Now, a certain breed of querulous privacy advocate will start whining the moment they hear the words “giant database” in conjunction with “confidential data”. Not so data grub: we understand that there are often the very best reasons for aggregating personal data, as long as stringent measures are in place to ensure absolute confidentiality.

In this case, the aim is to use this vast resource of information to improve the NHS’s service and treatment outcomes, which I think we can agree is a Good Thing.

The other good news is that both the NHS and the academic organisation that uses this data, the inanely-titled Dr Foster Unit, seem to have taken decent precautions to protect patients. All data is held on encrypted discs and is sent by secure courier, which is a pretty good start. Then, at the Dr Foster Unit, the data is kept in secure offices, on disc-less workstations which have no link to the Internet.

While this compares pretty favourably with the cavalier approach towards data security shown by other public sector bodies, among them the Ministry of Justice, the MoD and the Department for Work and Pensions, it’s certainly far from perfect.

Our main gripe is that personally identifiable information (PII) is contained within the data that’s being sent out of the NHS. While PII such as postcodes may be vital for making distinctions between different areas of a town or the country, surely the NHS should secure people’s informed consent if they are to use their data in this way?

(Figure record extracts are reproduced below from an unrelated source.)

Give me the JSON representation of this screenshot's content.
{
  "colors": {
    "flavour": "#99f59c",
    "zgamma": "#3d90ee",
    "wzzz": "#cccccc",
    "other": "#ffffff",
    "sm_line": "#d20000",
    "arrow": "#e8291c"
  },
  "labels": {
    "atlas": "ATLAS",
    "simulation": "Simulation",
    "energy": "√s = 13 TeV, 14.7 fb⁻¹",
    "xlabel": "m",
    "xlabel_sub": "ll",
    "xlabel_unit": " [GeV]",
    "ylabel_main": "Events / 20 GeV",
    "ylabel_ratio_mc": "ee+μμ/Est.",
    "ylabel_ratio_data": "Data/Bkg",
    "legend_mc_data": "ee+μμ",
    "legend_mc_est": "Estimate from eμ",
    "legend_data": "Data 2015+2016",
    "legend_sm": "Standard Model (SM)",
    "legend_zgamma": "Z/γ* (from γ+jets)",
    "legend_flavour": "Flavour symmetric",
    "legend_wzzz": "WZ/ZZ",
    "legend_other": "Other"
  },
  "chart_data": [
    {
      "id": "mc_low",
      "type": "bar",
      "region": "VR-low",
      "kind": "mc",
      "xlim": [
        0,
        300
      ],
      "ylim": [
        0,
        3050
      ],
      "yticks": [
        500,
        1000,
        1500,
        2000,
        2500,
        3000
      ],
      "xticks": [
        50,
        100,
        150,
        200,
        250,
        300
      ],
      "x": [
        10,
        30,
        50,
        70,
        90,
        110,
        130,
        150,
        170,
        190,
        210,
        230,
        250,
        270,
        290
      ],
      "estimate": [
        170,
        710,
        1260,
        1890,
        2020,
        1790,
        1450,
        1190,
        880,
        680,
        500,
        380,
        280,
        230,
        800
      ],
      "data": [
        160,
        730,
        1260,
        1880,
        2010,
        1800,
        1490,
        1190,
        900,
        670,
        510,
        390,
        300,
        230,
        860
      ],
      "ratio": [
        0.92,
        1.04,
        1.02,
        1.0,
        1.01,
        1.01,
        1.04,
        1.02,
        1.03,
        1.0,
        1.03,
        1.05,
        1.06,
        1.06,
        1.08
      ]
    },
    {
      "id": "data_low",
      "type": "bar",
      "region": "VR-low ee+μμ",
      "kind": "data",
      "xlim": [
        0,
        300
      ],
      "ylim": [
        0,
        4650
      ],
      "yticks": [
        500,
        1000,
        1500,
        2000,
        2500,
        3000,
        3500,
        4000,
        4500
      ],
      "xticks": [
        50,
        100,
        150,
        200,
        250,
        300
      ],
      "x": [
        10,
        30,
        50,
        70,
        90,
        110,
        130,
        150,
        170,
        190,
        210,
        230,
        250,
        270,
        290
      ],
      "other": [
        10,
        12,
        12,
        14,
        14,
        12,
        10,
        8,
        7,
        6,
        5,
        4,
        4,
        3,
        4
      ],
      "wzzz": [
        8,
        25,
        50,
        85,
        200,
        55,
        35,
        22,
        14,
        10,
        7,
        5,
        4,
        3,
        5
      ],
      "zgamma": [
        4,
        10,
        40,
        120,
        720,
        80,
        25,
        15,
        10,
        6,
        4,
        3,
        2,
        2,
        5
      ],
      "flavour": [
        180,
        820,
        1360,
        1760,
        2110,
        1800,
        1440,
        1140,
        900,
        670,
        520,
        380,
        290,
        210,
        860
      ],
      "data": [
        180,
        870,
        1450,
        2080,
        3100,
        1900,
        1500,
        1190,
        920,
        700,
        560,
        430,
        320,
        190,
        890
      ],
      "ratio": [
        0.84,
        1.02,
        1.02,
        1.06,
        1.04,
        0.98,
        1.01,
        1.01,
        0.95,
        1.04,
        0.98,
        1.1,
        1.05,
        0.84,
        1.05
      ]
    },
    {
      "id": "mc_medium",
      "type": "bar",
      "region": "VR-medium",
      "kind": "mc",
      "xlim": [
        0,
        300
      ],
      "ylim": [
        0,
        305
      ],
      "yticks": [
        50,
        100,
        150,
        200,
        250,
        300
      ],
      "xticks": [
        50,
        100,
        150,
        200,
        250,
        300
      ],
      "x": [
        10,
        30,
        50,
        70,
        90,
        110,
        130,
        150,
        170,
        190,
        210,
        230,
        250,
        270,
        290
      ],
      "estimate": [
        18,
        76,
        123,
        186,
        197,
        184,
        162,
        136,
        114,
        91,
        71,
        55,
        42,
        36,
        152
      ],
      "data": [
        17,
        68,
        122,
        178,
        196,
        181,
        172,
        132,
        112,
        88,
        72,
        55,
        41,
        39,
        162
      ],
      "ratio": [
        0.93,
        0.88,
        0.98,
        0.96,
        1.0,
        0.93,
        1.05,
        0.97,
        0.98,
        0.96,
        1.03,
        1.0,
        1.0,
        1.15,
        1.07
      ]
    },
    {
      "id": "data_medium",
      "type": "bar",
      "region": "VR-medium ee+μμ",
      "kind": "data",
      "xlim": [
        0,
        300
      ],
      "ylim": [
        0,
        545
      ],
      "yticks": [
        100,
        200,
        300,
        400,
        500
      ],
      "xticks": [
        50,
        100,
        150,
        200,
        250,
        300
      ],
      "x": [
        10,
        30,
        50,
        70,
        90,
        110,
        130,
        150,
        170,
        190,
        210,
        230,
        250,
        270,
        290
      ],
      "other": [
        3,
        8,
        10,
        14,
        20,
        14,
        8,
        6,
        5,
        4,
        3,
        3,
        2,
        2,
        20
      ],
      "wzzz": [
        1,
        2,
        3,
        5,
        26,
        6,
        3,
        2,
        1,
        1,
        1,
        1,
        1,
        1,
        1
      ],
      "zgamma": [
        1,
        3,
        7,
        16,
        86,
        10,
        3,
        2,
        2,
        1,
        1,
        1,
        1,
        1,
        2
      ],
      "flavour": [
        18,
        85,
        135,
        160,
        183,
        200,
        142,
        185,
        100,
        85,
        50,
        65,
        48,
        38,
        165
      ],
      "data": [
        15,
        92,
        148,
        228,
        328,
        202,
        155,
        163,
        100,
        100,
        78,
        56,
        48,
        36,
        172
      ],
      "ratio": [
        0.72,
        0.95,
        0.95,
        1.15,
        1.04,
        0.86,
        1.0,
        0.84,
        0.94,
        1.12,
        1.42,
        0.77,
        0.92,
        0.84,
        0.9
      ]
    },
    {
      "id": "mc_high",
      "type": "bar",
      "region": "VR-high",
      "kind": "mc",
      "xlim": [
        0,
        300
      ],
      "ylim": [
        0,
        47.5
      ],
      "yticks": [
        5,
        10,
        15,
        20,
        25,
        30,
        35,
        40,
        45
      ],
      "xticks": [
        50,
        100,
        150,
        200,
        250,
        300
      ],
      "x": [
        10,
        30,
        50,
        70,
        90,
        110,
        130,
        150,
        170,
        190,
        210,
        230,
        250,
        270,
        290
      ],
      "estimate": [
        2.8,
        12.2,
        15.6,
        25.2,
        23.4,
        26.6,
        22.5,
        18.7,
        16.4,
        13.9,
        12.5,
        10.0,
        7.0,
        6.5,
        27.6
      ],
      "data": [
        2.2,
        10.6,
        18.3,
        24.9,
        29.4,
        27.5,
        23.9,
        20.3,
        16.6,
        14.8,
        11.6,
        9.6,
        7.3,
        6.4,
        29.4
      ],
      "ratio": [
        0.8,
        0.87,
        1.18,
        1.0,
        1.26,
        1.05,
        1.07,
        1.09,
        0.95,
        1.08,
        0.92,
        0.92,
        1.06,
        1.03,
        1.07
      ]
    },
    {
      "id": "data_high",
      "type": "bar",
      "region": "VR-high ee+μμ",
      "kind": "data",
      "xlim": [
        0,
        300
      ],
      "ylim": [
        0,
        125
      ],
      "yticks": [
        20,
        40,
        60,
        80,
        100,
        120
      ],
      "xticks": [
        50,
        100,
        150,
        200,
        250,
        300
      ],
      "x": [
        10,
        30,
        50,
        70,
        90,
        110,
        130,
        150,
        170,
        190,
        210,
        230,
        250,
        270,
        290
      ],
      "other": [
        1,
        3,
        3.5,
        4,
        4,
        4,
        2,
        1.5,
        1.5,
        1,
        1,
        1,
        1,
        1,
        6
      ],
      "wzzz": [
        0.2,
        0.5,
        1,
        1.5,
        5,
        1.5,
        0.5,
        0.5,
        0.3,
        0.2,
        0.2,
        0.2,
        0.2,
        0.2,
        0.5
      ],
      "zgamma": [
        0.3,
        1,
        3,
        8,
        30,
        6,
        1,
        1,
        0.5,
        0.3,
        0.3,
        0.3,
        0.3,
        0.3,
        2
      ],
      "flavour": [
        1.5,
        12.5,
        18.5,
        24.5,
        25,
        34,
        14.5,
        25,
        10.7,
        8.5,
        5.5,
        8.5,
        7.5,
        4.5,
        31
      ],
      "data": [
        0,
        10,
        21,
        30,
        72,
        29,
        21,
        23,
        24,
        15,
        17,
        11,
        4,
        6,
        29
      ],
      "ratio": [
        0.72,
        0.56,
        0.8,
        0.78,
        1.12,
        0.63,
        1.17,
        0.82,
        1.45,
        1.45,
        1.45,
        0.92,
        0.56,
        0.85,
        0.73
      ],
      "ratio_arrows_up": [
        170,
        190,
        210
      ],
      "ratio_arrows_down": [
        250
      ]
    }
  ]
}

So, two cheers for the NHS and the Dr Foster Unit for at least trying to apply best practice to the use of sensitive data. But, as we asked at the beginning, why should anyone other than one’s doctor be able to look at your confidential medical history, even if it’s just some academic at Imperial College?

Now, if they anonymised this PII irreversibly, ensuring that records cannot be traced to an individual, while at the same time remaining useful to the bean counters (all perfectly possible with today’s technology), well – that would be just what the doctor ordered.